FOX's Glee goes for the emotional reaction in its second penultimate episode. Sue's (Jane Lynch) beloved sister Jean (Robin Trocki), who has Down syndrome, dies, leaving Sue more cranky and vindictive than usual. Finn (Cory Monteith), who is looking to retake a leadership role in the New Directions, offers to help Sue pack up Jean's things, as well as plan the funeral. The New Directions perform at the well-attended ceremony, singing one of Jean's favorite songs, "Pure Imagination," from the film Willy Wonka & the Chocolate Factory. Sue is moved to tears, and vows to use her efforts to run for office and make things better for people like Jean from now on, rather than continuing to try to destroy the glee club. Also, Finn finally dumps Quinn (Dianna Agron), but his play for Rachel (Lea Michele) comes too late, as he sees Jesse (Jonathan Groff) kiss Rachel.

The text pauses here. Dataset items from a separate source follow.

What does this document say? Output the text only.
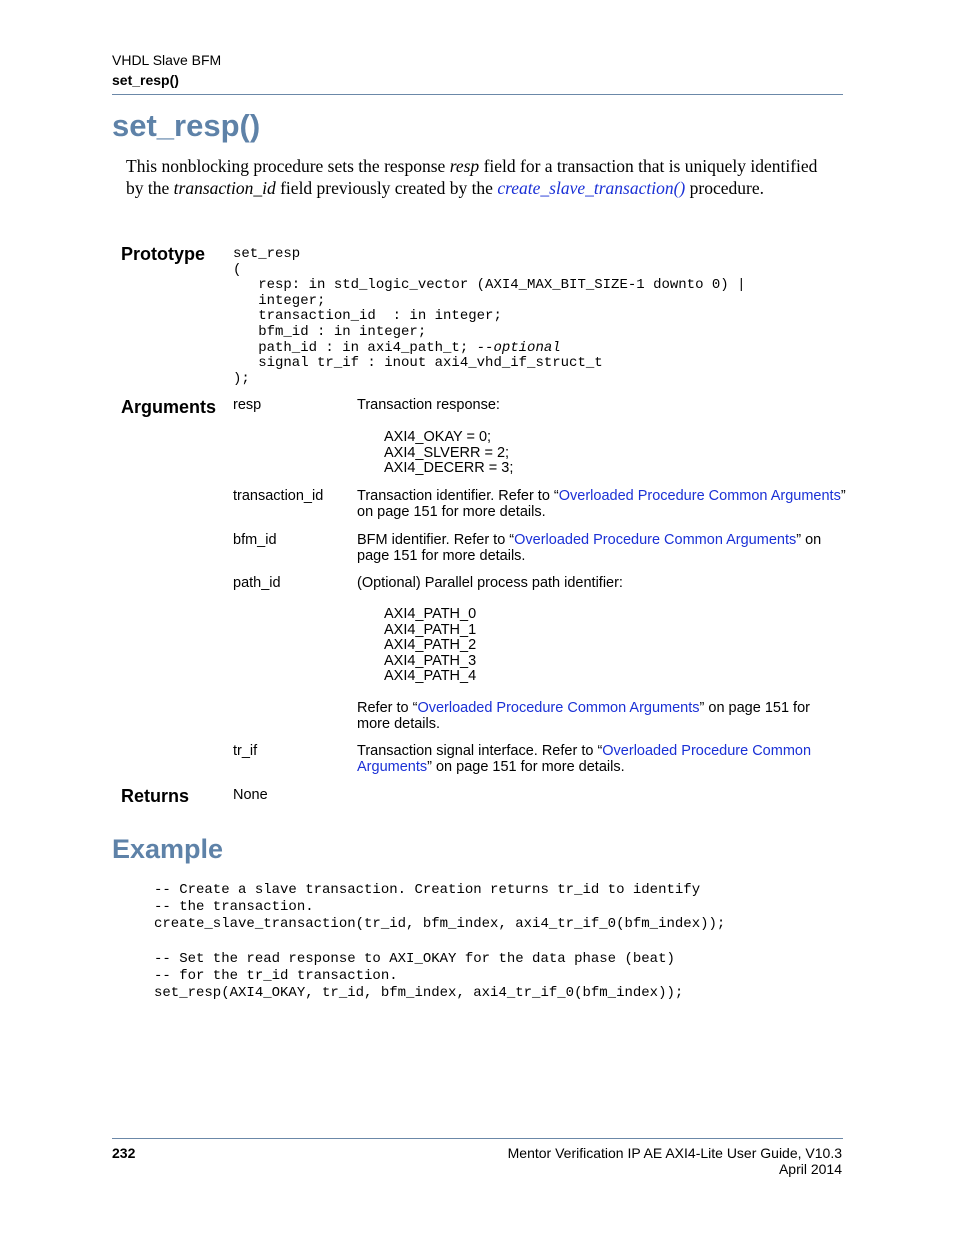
VHDL Slave BFM
set_resp()
set_resp()
This nonblocking procedure sets the response resp field for a transaction that is uniquely identified by the transaction_id field previously created by the create_slave_transaction() procedure.
Prototype set_resp
(
resp: in std_logic_vector (AXI4_MAX_BIT_SIZE-1 downto 0) |
integer;
transaction_id  : in integer;
bfm_id : in integer;
path_id : in axi4_path_t; --optional
signal tr_if : inout axi4_vhd_if_struct_t
);
Arguments resp	Transaction response:
AXI4_OKAY = 0;
AXI4_SLVERR = 2;
AXI4_DECERR = 3;
transaction_id Transaction identifier. Refer to “Overloaded Procedure Common Arguments” on page 151 for more details.
bfm_id	BFM identifier. Refer to “Overloaded Procedure Common Arguments” on page 151 for more details.
path_id	(Optional) Parallel process path identifier:
AXI4_PATH_0
AXI4_PATH_1
AXI4_PATH_2
AXI4_PATH_3
AXI4_PATH_4
Refer to “Overloaded Procedure Common Arguments” on page 151 for more details.
tr_if	Transaction signal interface. Refer to “Overloaded Procedure Common Arguments” on page 151 for more details.
Returns	None
Example
-- Create a slave transaction. Creation returns tr_id to identify
-- the transaction.
create_slave_transaction(tr_id, bfm_index, axi4_tr_if_0(bfm_index));

-- Set the read response to AXI_OKAY for the data phase (beat)
-- for the tr_id transaction.
set_resp(AXI4_OKAY, tr_id, bfm_index, axi4_tr_if_0(bfm_index));
232	Mentor Verification IP AE AXI4-Lite User Guide, V10.3
April 2014
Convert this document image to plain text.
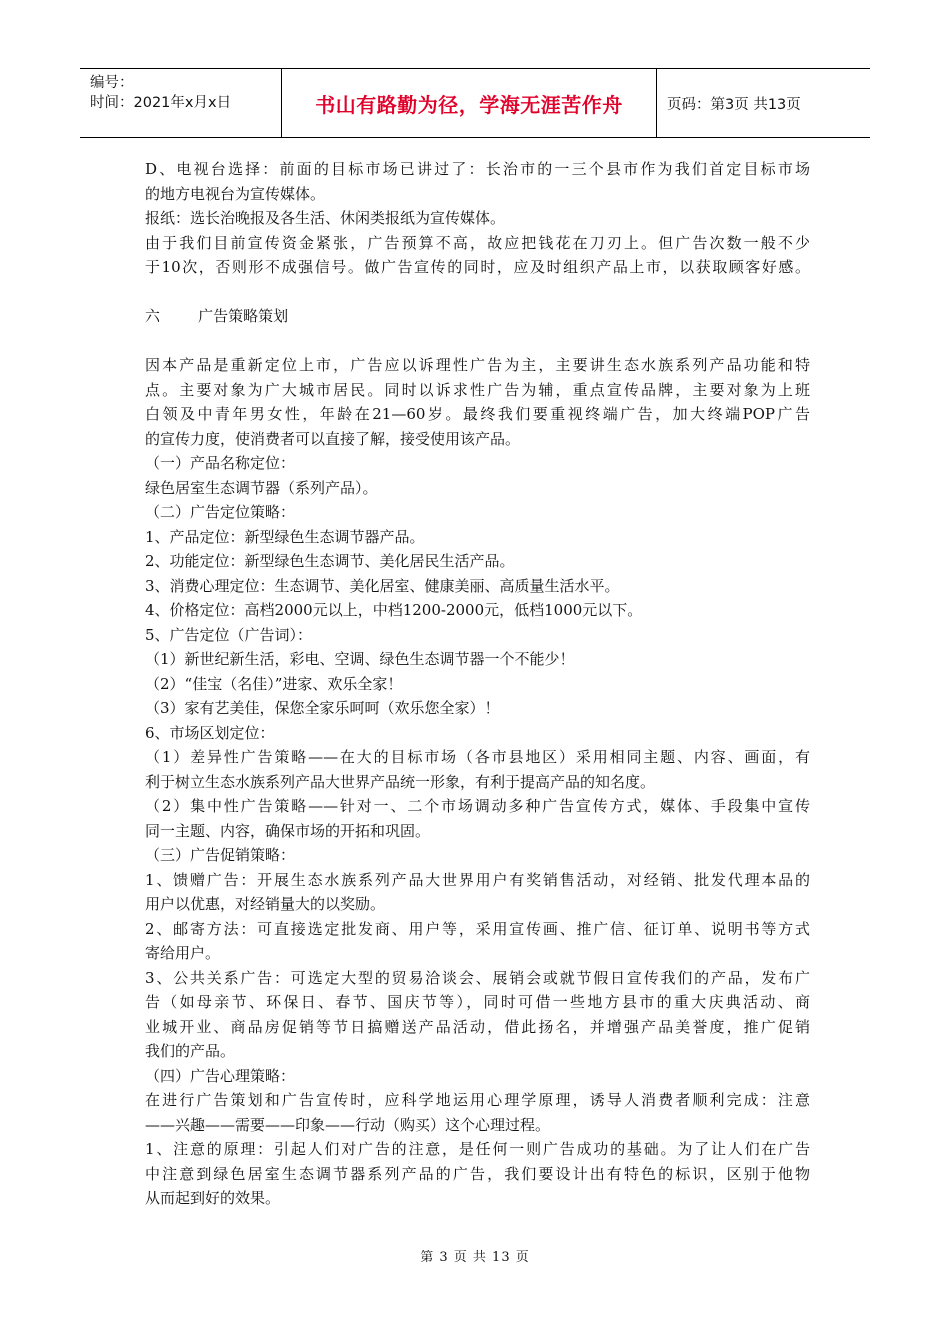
编号：
时间：2021年x月x日	书山有路勤为径，学海无涯苦作舟	页码：第3页 共13页

D、电视台选择：前面的目标市场已讲过了：长治市的一三个县市作为我们首定目标市场

的地方电视台为宣传媒体。

报纸：选长治晚报及各生活、休闲类报纸为宣传媒体。

由于我们目前宣传资金紧张，广告预算不高，故应把钱花在刀刃上。但广告次数一般不少

于10次，否则形不成强信号。做广告宣传的同时，应及时组织产品上市，以获取顾客好感。

六        广告策略策划

因本产品是重新定位上市，广告应以诉理性广告为主，主要讲生态水族系列产品功能和特

点。主要对象为广大城市居民。同时以诉求性广告为辅，重点宣传品牌，主要对象为上班

白领及中青年男女性，年龄在21—60岁。最终我们要重视终端广告，加大终端POP广告

的宣传力度，使消费者可以直接了解，接受使用该产品。

（一）产品名称定位：

绿色居室生态调节器（系列产品）。

（二）广告定位策略：

1、产品定位：新型绿色生态调节器产品。

2、功能定位：新型绿色生态调节、美化居民生活产品。

3、消费心理定位：生态调节、美化居室、健康美丽、高质量生活水平。

4、价格定位：高档2000元以上，中档1200-2000元，低档1000元以下。

5、广告定位（广告词）：

（1）新世纪新生活，彩电、空调、绿色生态调节器一个不能少！

（2）“佳宝（名佳）”进家、欢乐全家！

（3）家有艺美佳，保您全家乐呵呵（欢乐您全家）！

6、市场区划定位：

（1）差异性广告策略——在大的目标市场（各市县地区）采用相同主题、内容、画面，有

利于树立生态水族系列产品大世界产品统一形象，有利于提高产品的知名度。

（2）集中性广告策略——针对一、二个市场调动多种广告宣传方式，媒体、手段集中宣传

同一主题、内容，确保市场的开拓和巩固。

（三）广告促销策略：

1、馈赠广告：开展生态水族系列产品大世界用户有奖销售活动，对经销、批发代理本品的

用户以优惠，对经销量大的以奖励。

2、邮寄方法：可直接选定批发商、用户等，采用宣传画、推广信、征订单、说明书等方式

寄给用户。

3、公共关系广告：可选定大型的贸易洽谈会、展销会或就节假日宣传我们的产品，发布广

告（如母亲节、环保日、春节、国庆节等），同时可借一些地方县市的重大庆典活动、商

业城开业、商品房促销等节日搞赠送产品活动，借此扬名，并增强产品美誉度，推广促销

我们的产品。

（四）广告心理策略：

在进行广告策划和广告宣传时，应科学地运用心理学原理，诱导人消费者顺利完成：注意

——兴趣——需要——印象——行动（购买）这个心理过程。

1、注意的原理：引起人们对广告的注意，是任何一则广告成功的基础。为了让人们在广告

中注意到绿色居室生态调节器系列产品的广告，我们要设计出有特色的标识，区别于他物

从而起到好的效果。

第 3 页 共 13 页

It has only been one week since this column complained about the toothless and useless one note that Sue has become on Glee. With "Funeral," all of that is changed, and the poor writing is forgiven. Lynch gets to take Sue to a deep, authentic place, something done few times before, but always with great success. Sue is allowed to show grief and compassion. She ruminates on Jean's best qualities, and laments on her own faults. She doesn't turn her back on the essential elements that make Sue, Sue, but she does show retrospection and self-judgment. It is a brilliant triumph, completely leaving behind the cartoon that Sue often is. Should the character of Sue be written this way every week, or at least every episode that features Sue, there would never be another complaint about her.
It would be naive to believe that "Funeral" ushers in a permanently kinder, gentler Sue. That would be boring, anyway. While it would be a welcome depature to see Sue turn some of her boundless energy and fierce determination towards making a positive difference in the world, it would get completely away from the original concept for Sue to be a New Directions supporter. A nice balance can be achieved, with Sue still being mean, but not going out of her way to come up with outlandish plots of destruction. Or, at least, not have those plots always directed at the New Directions.